Still, it remains unclear what the future holds for the South China Morning Post. The paper still reports extremely critically on issues that the Chinese state media avoids. When the widow of Nobel Peace Prize winner Liu Xiaobo was allowed to leave the country for Germany in early July, the newspaper dispatched several correspondents to Berlin.
On the other hand, comments made by Alibaba executives after the acquisition were jarring. Executive Vice President Joseph Tsai, for example, has complained that the Western media reports on China in a biased and one-sided way because they disagree with communism. He has said that the South China Morning Post should report on things "as they are."
Critics Say Paper Has Changed
Many observers in Hong Kong say the newspaper has changed since Alibaba issued that journalistic mandate to SCMP. They say it now provides more space for pro-government editorials and at times seems to violate its own self-imposed principles of transparency and independence on hot-button issues.
One such instance involved Shirley Yam. For 11 years, she was one of the newspaper's best-known columnists, writing about machinations in the business world each week. Such intrigue was also the focus of her column on July 18, 2017, in which she described the connections between the daughter of a confidante of President Xi Jinping and an investor.

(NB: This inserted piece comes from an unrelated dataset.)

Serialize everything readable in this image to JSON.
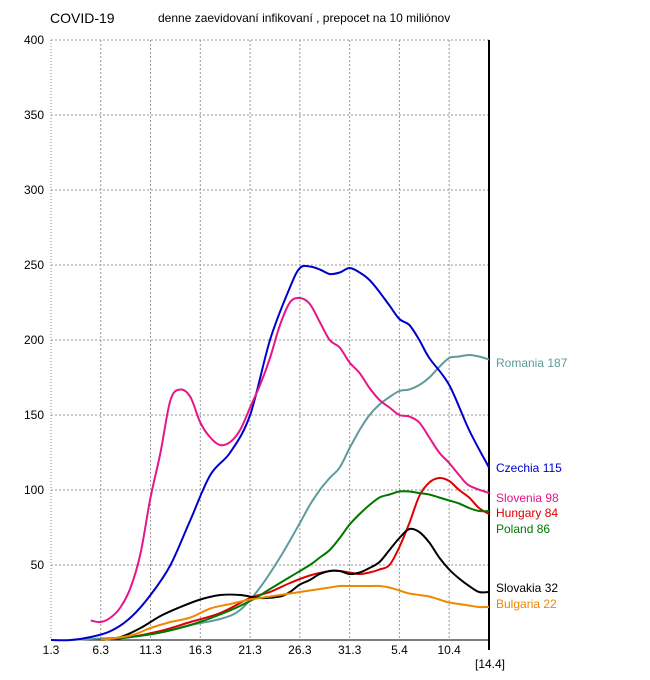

The story was complicated, but it had a clear message: A high party official may have secretly transferred his assets to Hong Kong.
The South China Morning Post printed the article and posted it online until its sudden disappearance from the website at night. It had been replaced with a statement from the newspaper claiming Yam's column hadn't met its standards for publication and contained "multiple unverifiable insinuations."
If you ask Executive Editor Chow Chung-yan about possible attempts by China to interfere, you get a remarkable answer. The newspaper has excellent relations with all kinds of governments, Chow says. "If they feel misrepresented, they call us and ask for a meeting." It's only Beijing that we never hear from, he says. He adds that he wishes that were different.
The article you are reading originally appeared in German in issue 34/2018 (August 18th, 2018) of DER SPIEGEL.
China's government is concerned about the country's reputation. It has taken a beating, and not just since Donald Trump's declaration of a trade war against the country. That's why Beijing is now pumping billions into a state-steered media apparatus that is supposed to spin the story of China's miracle to foreign audiences. It wants to have a significant voice in the debate as to whether the world should fête or fear China's rise.
Although the South China Morning Post is a privately owned company, it would still suit its owners well if the world had a better opinion of China. Alibaba currently generates the lion's share of its revenues in China. But the company would like to conquer foreign markets in the future and become a global player. The most plausible explanation is that Alibaba acted out of a mixture of patriotism and self-interest when it acquired the newspaper.
Describing the ideal relationship between companies and the government, Jack Ma has said something along the lines of: "Go ahead and flirt with it, but don't marry it."